South Korea Raising Fuel-Efficiency Targets for Cars
The new regulation, which could take effect as early as 2016, could require fuel efficiency matching Japan’s proposed 2020 standard of 54.8 mpg or even the European Union’s proposed 2020 benchmark of 64.9 mpg.
December 27, 2013
SEOUL – The government of South Korea is expected in 2014 to announce a new CAFE standard that could increase target performance to 47 mpg (5.0 L/100 km) in coming years.
A senior official with the transportation energy team of Korea Energy Management expects the change to benefit the automotive industry by encouraging automakers to develop more fuel-efficient vehicles, including hybrids, electric vehicles and clean diesels.
“Korea’s first CAFE standard was too easy to meet, leading to no incentive to develop fuel- efficient vehicles,” the official tells WardsAuto.
According to the country’s Ministry of Trade, Industry and Energy, the current CAFE standard of 27.6 mpg (8.5 L/100 km), introduced in 2012, applied to only 30% of automakers’ total production volume. This year, 60% of production volume is required to meet the standard.
That number will rise to 80% in 2014 and 100% in 2015, when the 27.6-mpg standard is expected to expire. Beyond 2015, South Korea’s CAFE standards are undecided.
The environment ministry and the Korean Environment Institute published a report in 2009 entitled “Korea’s National Green Growth Strategy and Environmental Policy” that suggested a 47-mpg CAFE standard by 2020. That report also outlined the South Korean government’s plan to voluntarily reduce greenhouse-gas emissions 30% by 2020. Four years later, both plans still are in place.
President Park Geun-hye reiterated the 30% emissions-reduction target during the opening of the headquarters of the United Nations Green Climate Fund on Dec. 4 in Songdo.

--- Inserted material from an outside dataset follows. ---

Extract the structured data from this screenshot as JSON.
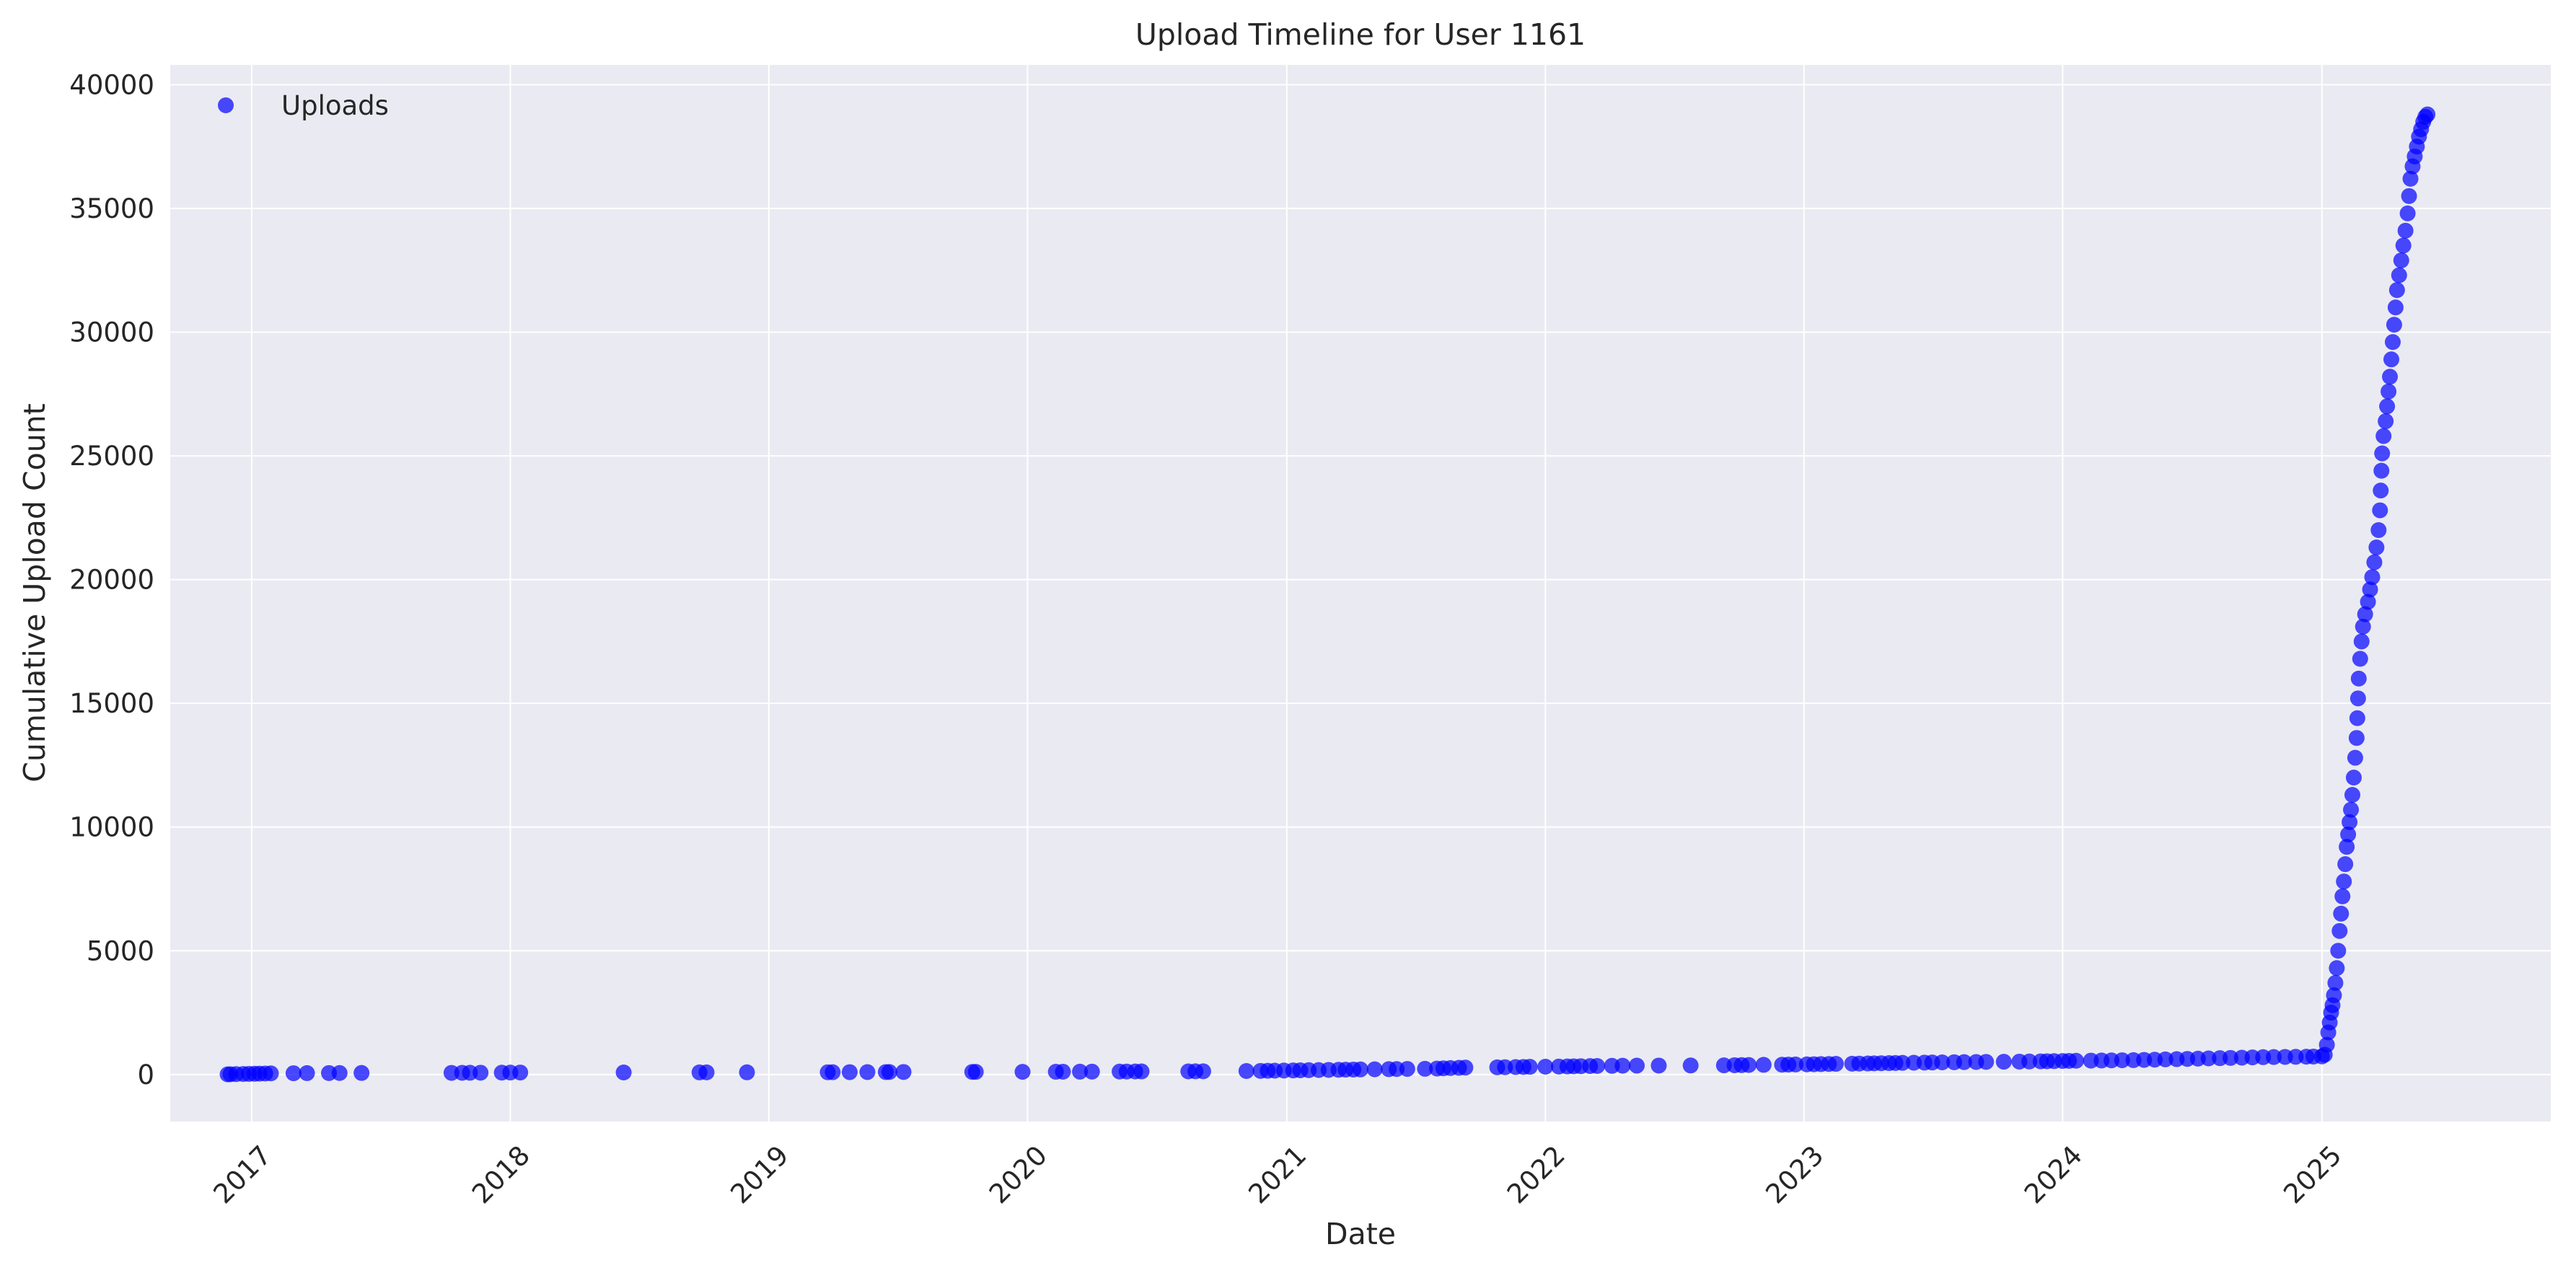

In light of this, some in the industry expect the new CAFE standard to be higher than the 47-mpg target that has been under discussion thus far.
The KEMCO official is one of these people. Although he is unsure of when the announcement will come, he expects the government to set a new standard for car fuel efficiency to take effect in 2016.

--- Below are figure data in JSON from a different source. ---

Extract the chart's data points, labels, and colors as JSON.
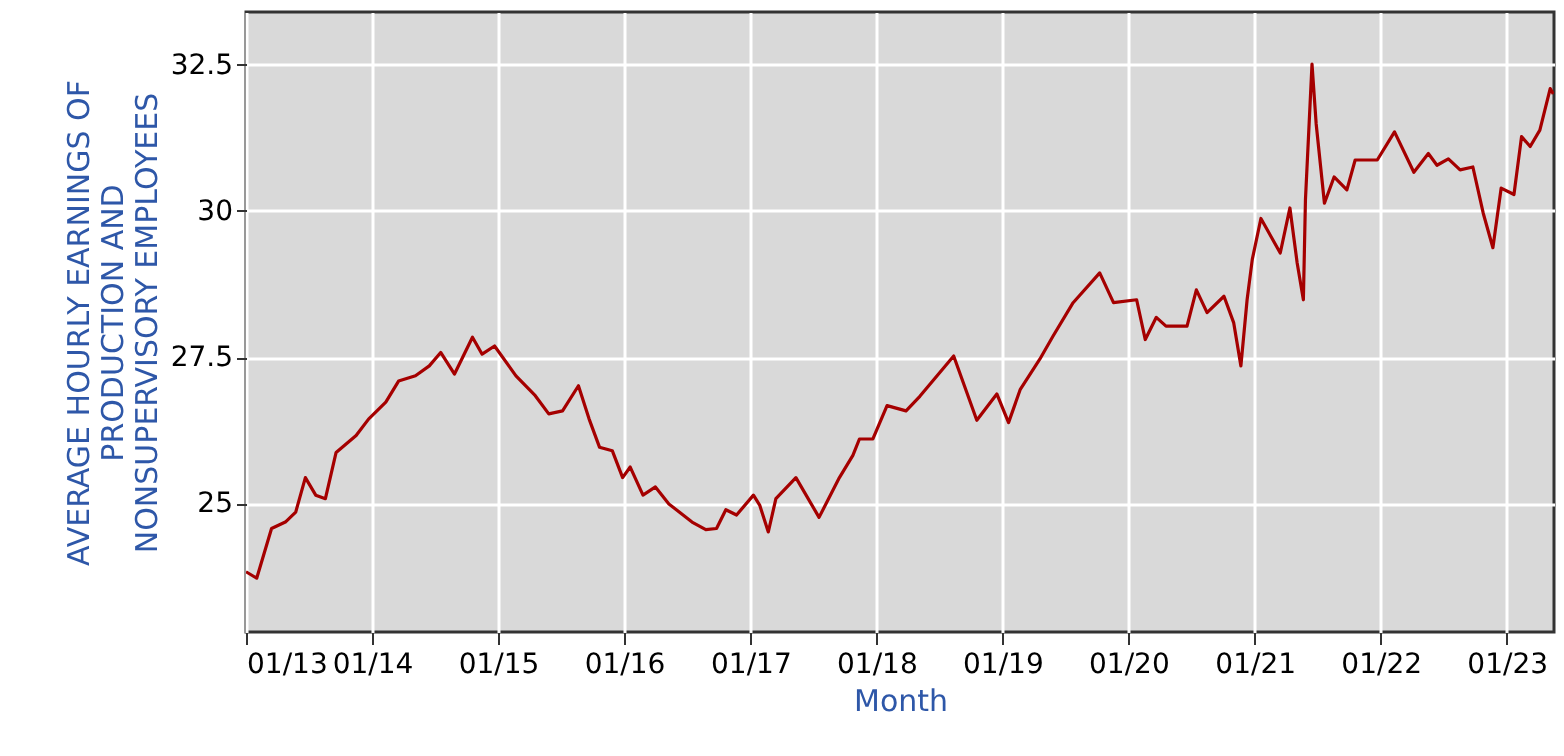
{
  "chart_data": {
    "type": "line",
    "xlabel": "Month",
    "ylabel": "AVERAGE HOURLY EARNINGS OF PRODUCTION AND NONSUPERVISORY EMPLOYEES",
    "xlim": [
      "2013-01-01",
      "2023-05-18"
    ],
    "xticks": [
      {
        "value": "2013-01-01",
        "label": "01/13"
      },
      {
        "value": "2014-01-01",
        "label": "01/14"
      },
      {
        "value": "2015-01-01",
        "label": "01/15"
      },
      {
        "value": "2016-01-01",
        "label": "01/16"
      },
      {
        "value": "2017-01-01",
        "label": "01/17"
      },
      {
        "value": "2018-01-01",
        "label": "01/18"
      },
      {
        "value": "2019-01-01",
        "label": "01/19"
      },
      {
        "value": "2020-01-01",
        "label": "01/20"
      },
      {
        "value": "2021-01-01",
        "label": "01/21"
      },
      {
        "value": "2022-01-01",
        "label": "01/22"
      },
      {
        "value": "2023-01-01",
        "label": "01/23"
      }
    ],
    "ylim": [
      22.8,
      33.4
    ],
    "yticks": [
      25,
      27.5,
      30,
      32.5
    ],
    "grid": true,
    "marker": "none",
    "x": [
      "2013-01-01",
      "2013-02-01",
      "2013-03-16",
      "2013-04-25",
      "2013-05-25",
      "2013-06-22",
      "2013-07-22",
      "2013-08-19",
      "2013-09-19",
      "2013-11-16",
      "2013-12-22",
      "2014-02-10",
      "2014-03-19",
      "2014-05-07",
      "2014-06-16",
      "2014-07-19",
      "2014-08-28",
      "2014-10-19",
      "2014-11-16",
      "2014-12-22",
      "2015-02-22",
      "2015-04-19",
      "2015-05-28",
      "2015-07-07",
      "2015-08-22",
      "2015-09-22",
      "2015-10-22",
      "2015-11-28",
      "2015-12-28",
      "2016-01-19",
      "2016-02-25",
      "2016-04-01",
      "2016-05-10",
      "2016-07-16",
      "2016-08-25",
      "2016-09-25",
      "2016-10-22",
      "2016-11-22",
      "2017-01-10",
      "2017-01-28",
      "2017-02-22",
      "2017-03-16",
      "2017-05-13",
      "2017-07-19",
      "2017-09-16",
      "2017-10-25",
      "2017-11-13",
      "2017-12-22",
      "2018-02-01",
      "2018-03-28",
      "2018-05-07",
      "2018-08-13",
      "2018-10-19",
      "2018-12-16",
      "2019-01-19",
      "2019-02-22",
      "2019-04-19",
      "2019-05-28",
      "2019-07-25",
      "2019-10-10",
      "2019-11-19",
      "2020-01-25",
      "2020-02-19",
      "2020-03-22",
      "2020-04-19",
      "2020-06-19",
      "2020-07-16",
      "2020-08-16",
      "2020-10-04",
      "2020-11-01",
      "2020-11-22",
      "2020-12-10",
      "2020-12-25",
      "2021-01-19",
      "2021-03-16",
      "2021-04-13",
      "2021-05-04",
      "2021-05-22",
      "2021-05-28",
      "2021-06-16",
      "2021-06-28",
      "2021-07-22",
      "2021-08-19",
      "2021-09-25",
      "2021-10-19",
      "2021-12-22",
      "2022-02-10",
      "2022-04-07",
      "2022-05-19",
      "2022-06-13",
      "2022-07-16",
      "2022-08-19",
      "2022-09-25",
      "2022-10-25",
      "2022-11-22",
      "2022-12-16",
      "2023-01-22",
      "2023-02-13",
      "2023-03-10",
      "2023-04-07",
      "2023-05-07",
      "2023-05-16"
    ],
    "series": [
      {
        "color": "#a50000",
        "values": [
          23.83,
          23.72,
          24.57,
          24.68,
          24.85,
          25.44,
          25.14,
          25.08,
          25.87,
          26.16,
          26.44,
          26.73,
          27.09,
          27.18,
          27.35,
          27.58,
          27.21,
          27.84,
          27.55,
          27.69,
          27.18,
          26.84,
          26.53,
          26.58,
          27.01,
          26.44,
          25.96,
          25.9,
          25.44,
          25.62,
          25.14,
          25.28,
          24.99,
          24.68,
          24.55,
          24.57,
          24.89,
          24.8,
          25.14,
          24.97,
          24.51,
          25.08,
          25.44,
          24.76,
          25.44,
          25.82,
          26.1,
          26.1,
          26.67,
          26.58,
          26.83,
          27.52,
          26.42,
          26.87,
          26.38,
          26.95,
          27.46,
          27.86,
          28.43,
          28.94,
          28.43,
          28.48,
          27.8,
          28.18,
          28.03,
          28.03,
          28.65,
          28.26,
          28.54,
          28.09,
          27.35,
          28.48,
          29.17,
          29.87,
          29.28,
          30.05,
          29.11,
          28.48,
          30.19,
          32.51,
          31.49,
          30.13,
          30.58,
          30.36,
          30.87,
          30.87,
          31.35,
          30.66,
          30.98,
          30.78,
          30.89,
          30.7,
          30.75,
          29.96,
          29.37,
          30.39,
          30.28,
          31.27,
          31.1,
          31.38,
          32.09,
          32.0
        ]
      }
    ]
  }
}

That new standard could go “well beyond” the one suggested in the 2009 report and could require South Korean automakers to improve the fuel efficiency of their cars as high as that of Japan’s proposed 2020 standard of 54.8 mpg (4.1 L/100 km) or even the European Union’s proposed 2020 standard of 64.9 mpg (3.6 L/100 km). The official anticipates South Korea’s new CAFE standard to be fully implemented by 2020 or 2025.
Not everyone favors the proposed changes.

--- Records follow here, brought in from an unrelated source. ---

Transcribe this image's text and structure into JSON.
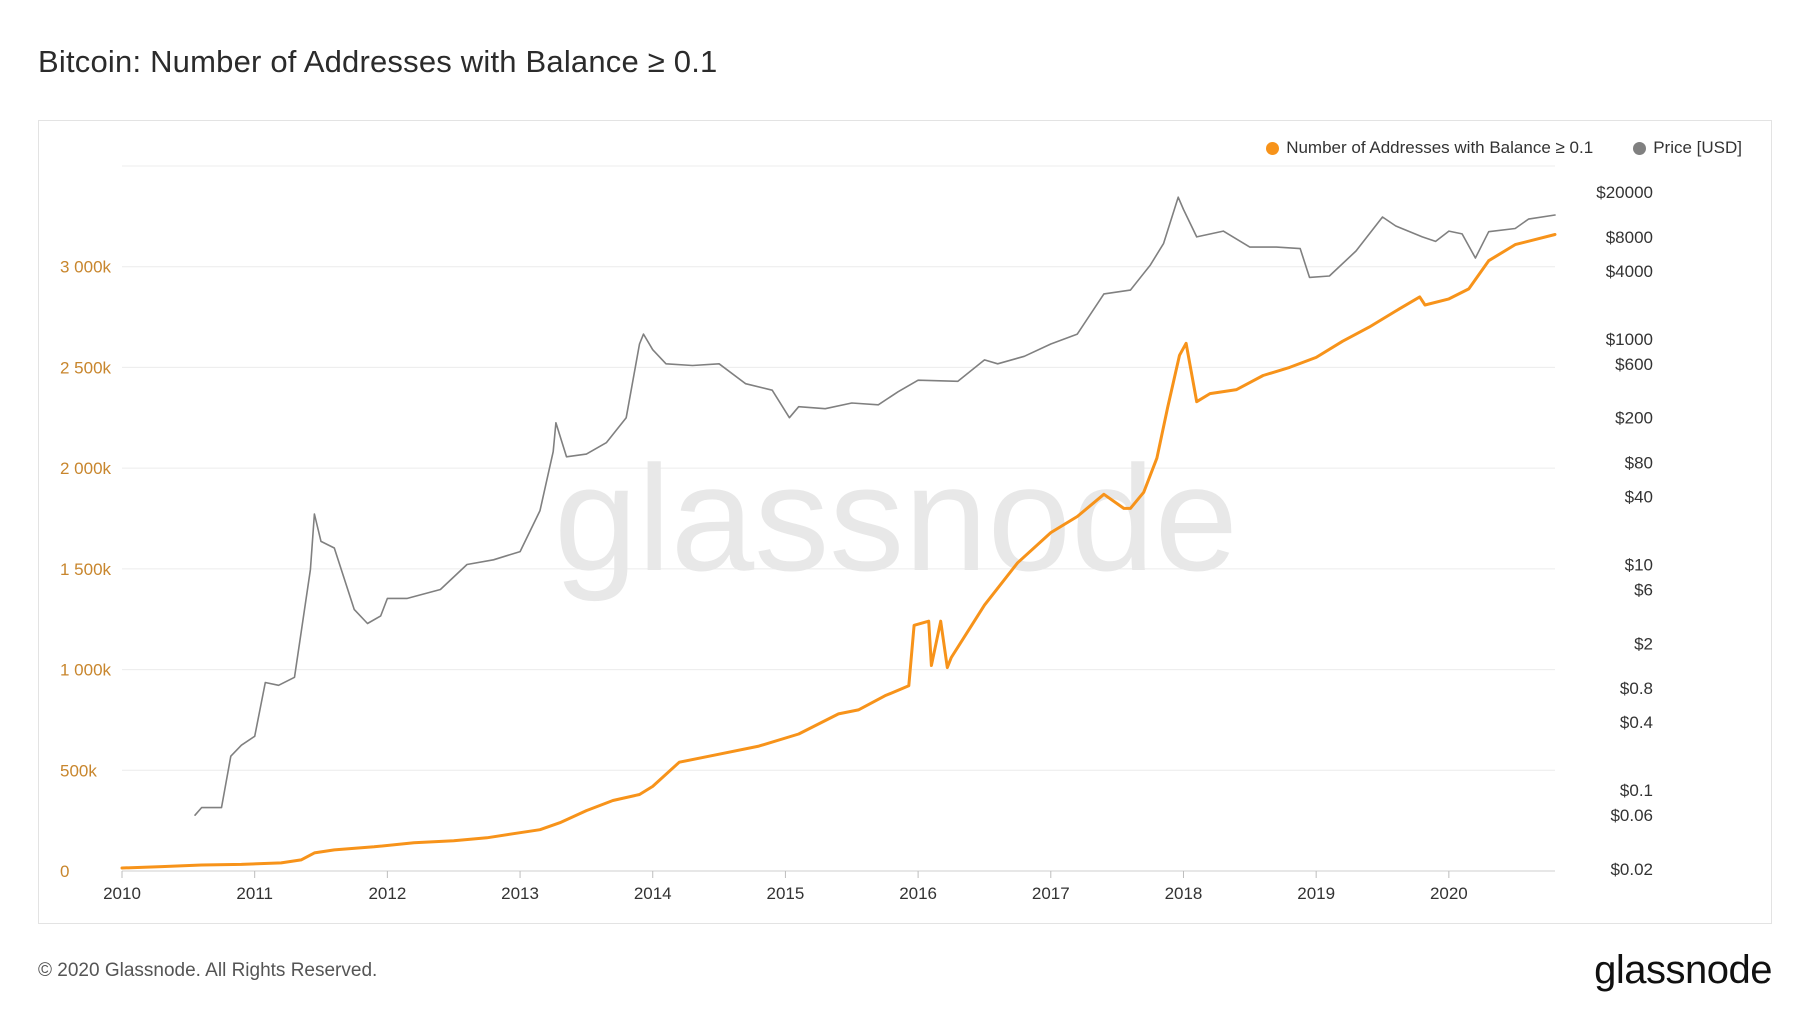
{
  "header": {
    "title": "Bitcoin: Number of Addresses with Balance ≥ 0.1"
  },
  "legend": {
    "items": [
      {
        "label": "Number of Addresses with Balance ≥ 0.1",
        "color": "#f7931a"
      },
      {
        "label": "Price [USD]",
        "color": "#808080"
      }
    ]
  },
  "watermark": "glassnode",
  "footer": {
    "copyright": "© 2020 Glassnode. All Rights Reserved.",
    "logo": "glassnode"
  },
  "chart_data": {
    "type": "line",
    "title": "Bitcoin: Number of Addresses with Balance ≥ 0.1",
    "x_range": [
      2010.0,
      2020.8
    ],
    "x_ticks": [
      "2010",
      "2011",
      "2012",
      "2013",
      "2014",
      "2015",
      "2016",
      "2017",
      "2018",
      "2019",
      "2020"
    ],
    "y_left": {
      "range": [
        0,
        3500000
      ],
      "ticks": [
        0,
        500000,
        1000000,
        1500000,
        2000000,
        2500000,
        3000000
      ],
      "tick_labels": [
        "0",
        "500k",
        "1 000k",
        "1 500k",
        "2 000k",
        "2 500k",
        "3 000k"
      ],
      "color": "#c8862d"
    },
    "y_right": {
      "scale": "log",
      "range": [
        0.02,
        20000
      ],
      "ticks": [
        20000,
        8000,
        4000,
        1000,
        600,
        200,
        80,
        40,
        10,
        6,
        2,
        0.8,
        0.4,
        0.1,
        0.06,
        0.02
      ],
      "tick_labels": [
        "$20000",
        "$8000",
        "$4000",
        "$1000",
        "$600",
        "$200",
        "$80",
        "$40",
        "$10",
        "$6",
        "$2",
        "$0.8",
        "$0.4",
        "$0.1",
        "$0.06",
        "$0.02"
      ]
    },
    "grid": true,
    "legend_position": "top-right",
    "series": [
      {
        "name": "Number of Addresses with Balance ≥ 0.1",
        "axis": "left",
        "color": "#f7931a",
        "x": [
          2010.0,
          2010.3,
          2010.6,
          2010.9,
          2011.2,
          2011.35,
          2011.45,
          2011.6,
          2011.9,
          2012.2,
          2012.5,
          2012.75,
          2012.95,
          2013.15,
          2013.3,
          2013.5,
          2013.7,
          2013.9,
          2014.0,
          2014.2,
          2014.5,
          2014.8,
          2015.1,
          2015.4,
          2015.55,
          2015.75,
          2015.93,
          2015.97,
          2016.08,
          2016.1,
          2016.17,
          2016.22,
          2016.25,
          2016.5,
          2016.75,
          2017.0,
          2017.2,
          2017.4,
          2017.55,
          2017.6,
          2017.7,
          2017.8,
          2017.88,
          2017.97,
          2018.02,
          2018.1,
          2018.2,
          2018.4,
          2018.6,
          2018.8,
          2019.0,
          2019.2,
          2019.4,
          2019.6,
          2019.78,
          2019.82,
          2020.0,
          2020.15,
          2020.3,
          2020.5,
          2020.8
        ],
        "values": [
          15000,
          22000,
          30000,
          33000,
          40000,
          55000,
          90000,
          105000,
          120000,
          140000,
          150000,
          165000,
          185000,
          205000,
          240000,
          300000,
          350000,
          380000,
          420000,
          540000,
          580000,
          620000,
          680000,
          780000,
          800000,
          870000,
          920000,
          1220000,
          1240000,
          1020000,
          1240000,
          1010000,
          1060000,
          1320000,
          1530000,
          1680000,
          1760000,
          1870000,
          1800000,
          1800000,
          1880000,
          2050000,
          2300000,
          2560000,
          2620000,
          2330000,
          2370000,
          2390000,
          2460000,
          2500000,
          2550000,
          2630000,
          2700000,
          2780000,
          2850000,
          2810000,
          2840000,
          2890000,
          3030000,
          3110000,
          3160000
        ]
      },
      {
        "name": "Price [USD]",
        "axis": "right",
        "color": "#808080",
        "x": [
          2010.55,
          2010.6,
          2010.75,
          2010.82,
          2010.9,
          2011.0,
          2011.08,
          2011.18,
          2011.3,
          2011.42,
          2011.45,
          2011.5,
          2011.6,
          2011.75,
          2011.85,
          2011.95,
          2012.0,
          2012.15,
          2012.4,
          2012.6,
          2012.8,
          2013.0,
          2013.15,
          2013.25,
          2013.27,
          2013.35,
          2013.5,
          2013.65,
          2013.8,
          2013.9,
          2013.93,
          2014.0,
          2014.1,
          2014.3,
          2014.5,
          2014.7,
          2014.9,
          2015.03,
          2015.1,
          2015.3,
          2015.5,
          2015.7,
          2015.85,
          2016.0,
          2016.3,
          2016.5,
          2016.6,
          2016.8,
          2017.0,
          2017.2,
          2017.4,
          2017.6,
          2017.75,
          2017.85,
          2017.96,
          2018.0,
          2018.1,
          2018.3,
          2018.5,
          2018.7,
          2018.88,
          2018.95,
          2019.1,
          2019.3,
          2019.5,
          2019.6,
          2019.8,
          2019.9,
          2020.0,
          2020.1,
          2020.2,
          2020.3,
          2020.5,
          2020.6,
          2020.8
        ],
        "values": [
          0.06,
          0.07,
          0.07,
          0.2,
          0.25,
          0.3,
          0.9,
          0.85,
          1.0,
          9,
          28,
          16,
          14,
          4,
          3,
          3.5,
          5,
          5,
          6,
          10,
          11,
          13,
          30,
          100,
          180,
          90,
          95,
          120,
          200,
          900,
          1100,
          800,
          600,
          580,
          600,
          400,
          350,
          200,
          250,
          240,
          270,
          260,
          340,
          430,
          420,
          650,
          600,
          700,
          900,
          1100,
          2500,
          2700,
          4500,
          7000,
          18000,
          14000,
          8000,
          9000,
          6500,
          6500,
          6300,
          3500,
          3600,
          6000,
          12000,
          10000,
          8000,
          7300,
          9000,
          8500,
          5200,
          8900,
          9500,
          11500,
          12500
        ]
      }
    ]
  }
}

“Given the regulations, consumers may be forced to choose something they don’t necessarily want,” says John Schuldt, chief marketing officer-Ford Korea. Vehicle sales could spike before the new regulations take effect because market demand is “pulled ahead,” as happened when the Car Allowance Rebate System, informally called Cash for Clunkers, was implemented in the U.S.
For governments to legislate new fuel-efficiency standards is one thing; for drivers to achieve those numbers in real-world driving is another.
Regarding this, the KEMCO official cites a feature of South Korean fuel-efficiency controls he says does not exist in either the U.S. or European markets: A 1989 law requiring that manufacturers and importers to label their vehicles with fuel-efficiency information allows KEMCO to randomly select vehicles after manufacturing and test them for compliance with their marketing data.
The official also says consumer groups can work with KEMCO and the Trade, Industry and Energy ministry to select cars for this “market surveillance” and, if discrepancies are found, automakers can be fined and forced to modify the fuel-efficiency label information. However, even if discrepancies are found, the 5 million won ($4,760) penalty is “negligible.”
In spite of this, the KEMCO official says under current CAFE testing procedures, his office through early December had not received any complaints about fuel-efficiency discrepancies for the year. He says this makes South Korea the second country in the world after the U.S. to have fuel-efficiency labeling standards that “reflect real-world driving.”